Whether you bake the behaviour in or wrap it in an external loop, you need to train/tune the expected behaviour. Generic models can do chain of thought if asked for, but will be worse than the specialised one.
Beam search just traverses different paths and assigns each path a probability of being correct. The paths with the higher probabilities are kept and the ones with lower probabilities are pruned until the search terminates with an "answer". The marketing department calls it "reasoning" and "test-time compute" because the average consumer does not care whether it's beam search or something else.
Your link seems to do a good job of explaining beam search but it's a classic algorithm in state space exploration so most books on search algorithms and discrete optimization will have a section about it.¹
An algorithm that searches for the highest probability answer is not "reasoning"? "Search" has been a fundamental building block of GOFAI since the beginning. How do you define reasoning? Can you justify it being different from the last 70 years of thought on the topic?
Since you asked, I define reasoning as cambridge does:
Reasoning
"the process of thinking about something in order to make a decision"
Thinking:
"the activity of using your mind to consider something"
Mind:
"the part of a person that makes it possible for him or her to think, feel emotions, and understand things"
I conclude that "An algorithm that searches for the highest probability answer" is not described by "reasoning"
I also think that the definition of Mind of Cambridge is incomplete and lacks the creativity part along with cognition and emotions. But it's a vastly different topic.
>I conclude that "An algorithm that searches for the highest probability answer" is not described by "reasoning"
I recall reading about a theory of neurology where many thoughts (neural circuits) fired simultaneously and then one would "win" and the others got suppressed. The closest thing I can find right now is Global Workspace Theory.
The Chinese Room is a theoretical room that contains a “Chinese speaker” but actually when given a text to ‘understand’ actually just looks up the text in a huge number of words inside until it finds a way to find a response and then just outputs the response as its reply
I looked into it, this "beam search" is nothing but a bit of puffed up nomenclature, not unlike the shock and awe of understanding a language such as Java that introduces synonyms for common terms for no apparent reason, not unlike the intimidating name of "bonferroni multiple test correction" which is just a (1/n) divison operation.
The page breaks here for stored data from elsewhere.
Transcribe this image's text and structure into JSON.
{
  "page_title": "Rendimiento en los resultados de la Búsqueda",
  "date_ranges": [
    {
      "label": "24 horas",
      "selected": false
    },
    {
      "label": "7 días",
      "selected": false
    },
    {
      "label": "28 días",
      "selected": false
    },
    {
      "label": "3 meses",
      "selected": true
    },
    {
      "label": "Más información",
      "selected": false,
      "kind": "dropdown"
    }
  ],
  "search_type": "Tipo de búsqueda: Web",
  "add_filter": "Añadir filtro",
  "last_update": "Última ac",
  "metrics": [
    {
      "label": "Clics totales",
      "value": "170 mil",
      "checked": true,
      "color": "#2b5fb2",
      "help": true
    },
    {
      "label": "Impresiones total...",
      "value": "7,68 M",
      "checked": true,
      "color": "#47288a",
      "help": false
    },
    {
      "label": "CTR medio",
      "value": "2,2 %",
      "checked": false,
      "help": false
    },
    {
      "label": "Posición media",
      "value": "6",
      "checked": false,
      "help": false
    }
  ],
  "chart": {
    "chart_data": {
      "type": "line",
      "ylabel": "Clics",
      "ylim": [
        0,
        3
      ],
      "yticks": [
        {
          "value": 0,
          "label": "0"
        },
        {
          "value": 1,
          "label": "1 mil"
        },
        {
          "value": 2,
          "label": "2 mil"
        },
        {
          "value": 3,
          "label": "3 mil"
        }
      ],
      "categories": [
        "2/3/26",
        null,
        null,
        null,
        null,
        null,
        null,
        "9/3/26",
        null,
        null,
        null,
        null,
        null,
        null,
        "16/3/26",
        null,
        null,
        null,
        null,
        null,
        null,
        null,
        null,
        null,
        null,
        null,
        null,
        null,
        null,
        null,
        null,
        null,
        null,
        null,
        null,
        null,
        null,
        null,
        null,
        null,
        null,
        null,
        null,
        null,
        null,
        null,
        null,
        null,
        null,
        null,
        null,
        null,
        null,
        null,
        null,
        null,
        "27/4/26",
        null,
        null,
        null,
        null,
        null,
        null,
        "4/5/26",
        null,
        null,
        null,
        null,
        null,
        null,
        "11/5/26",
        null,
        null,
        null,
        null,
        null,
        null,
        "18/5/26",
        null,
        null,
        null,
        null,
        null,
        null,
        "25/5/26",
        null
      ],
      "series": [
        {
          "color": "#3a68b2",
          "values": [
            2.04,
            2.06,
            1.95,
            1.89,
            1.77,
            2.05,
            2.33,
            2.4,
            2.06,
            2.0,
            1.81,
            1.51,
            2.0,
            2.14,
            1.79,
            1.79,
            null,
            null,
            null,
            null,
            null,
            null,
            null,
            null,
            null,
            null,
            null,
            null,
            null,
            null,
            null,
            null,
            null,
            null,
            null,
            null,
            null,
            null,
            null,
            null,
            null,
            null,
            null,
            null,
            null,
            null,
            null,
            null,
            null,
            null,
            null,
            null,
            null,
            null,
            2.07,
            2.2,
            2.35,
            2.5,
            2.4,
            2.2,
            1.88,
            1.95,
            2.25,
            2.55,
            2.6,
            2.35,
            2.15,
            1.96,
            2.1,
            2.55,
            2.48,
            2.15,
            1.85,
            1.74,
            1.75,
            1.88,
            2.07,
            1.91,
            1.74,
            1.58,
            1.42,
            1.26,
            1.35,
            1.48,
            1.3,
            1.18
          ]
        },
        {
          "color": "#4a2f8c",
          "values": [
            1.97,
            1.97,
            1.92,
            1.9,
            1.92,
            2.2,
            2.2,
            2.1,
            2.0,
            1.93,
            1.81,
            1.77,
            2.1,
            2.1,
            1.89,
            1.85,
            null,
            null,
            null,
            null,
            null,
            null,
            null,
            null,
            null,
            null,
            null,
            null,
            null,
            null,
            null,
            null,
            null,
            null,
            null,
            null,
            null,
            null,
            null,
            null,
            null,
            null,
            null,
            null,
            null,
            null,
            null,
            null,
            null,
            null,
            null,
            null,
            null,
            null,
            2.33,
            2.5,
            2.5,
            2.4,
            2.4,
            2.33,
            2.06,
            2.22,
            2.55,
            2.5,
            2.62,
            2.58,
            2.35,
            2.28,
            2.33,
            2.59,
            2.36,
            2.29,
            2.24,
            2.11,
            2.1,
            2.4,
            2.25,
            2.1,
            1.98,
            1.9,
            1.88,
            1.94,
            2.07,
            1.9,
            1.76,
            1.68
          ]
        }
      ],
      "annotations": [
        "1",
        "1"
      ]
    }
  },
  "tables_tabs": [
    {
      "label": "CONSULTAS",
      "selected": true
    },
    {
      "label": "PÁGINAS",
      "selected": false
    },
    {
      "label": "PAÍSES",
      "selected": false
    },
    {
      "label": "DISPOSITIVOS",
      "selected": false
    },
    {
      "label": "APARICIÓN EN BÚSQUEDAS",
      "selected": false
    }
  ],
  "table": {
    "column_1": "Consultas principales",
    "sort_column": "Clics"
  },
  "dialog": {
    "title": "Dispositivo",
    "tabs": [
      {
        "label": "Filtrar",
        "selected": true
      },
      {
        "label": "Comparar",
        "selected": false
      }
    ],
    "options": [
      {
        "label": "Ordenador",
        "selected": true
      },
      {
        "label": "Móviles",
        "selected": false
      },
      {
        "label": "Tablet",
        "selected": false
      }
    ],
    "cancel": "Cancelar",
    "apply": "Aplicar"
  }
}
"Beam search" is breadth-first search. Instead of taking all the child nodes at a layer, it takes the top <n> according to some heuristic. But "top n" wasn't enough for whoever cooked up that trivial algorithm, so instead it's "beam width". It probably has more complexities in AI where that particular heuristic becomes more mathematical and complex, as heuristics tend to do.
The known upper bound for transformers on the fly computation abilities is a complexity class called DLOGTIME-uniform TC^0.
There is a lot to unpack there but if you take FO as being closed under conjunction (∧), negation (¬) and universal quantification (∀); you will find that DLOGTIME-uniform TC^0 is equal to FO+Majority Gates.
So be careful about that distinction.
To help break the above down:
DLOGTIME = Constructible by a RAM or TM in logarithmic time.
uniform = Only one circuit for all input sizes, when circuits families are the default convention
TC^0: Constant-Depth Threshold Circuits
Even NP == SO-E, the second-order queries where the second-order quantifiers are only existantials.
DLOGTIME-uniform TC^0 is a WAY smaller group than most people realize, but anything that is an algorithm or a program basically is logic, with P being FO + transitive closure or a half a dozen other known mappings.
Transformers can figure out syntax, but if you dig into that dlogtime part, you will see that semantic correctness isn't really an option...thus the need to leverage the pattern matching and finding of pre-training as much as possible.
Thanks. If I'm reading this right, the limiting factor on the intelligence of current LLMs is not the network size, nor training data (size/quality) but rather the architecture? Do we know of a better one for complex computations / "reasoning"?
Isn't it a LLM with an algo wrapper?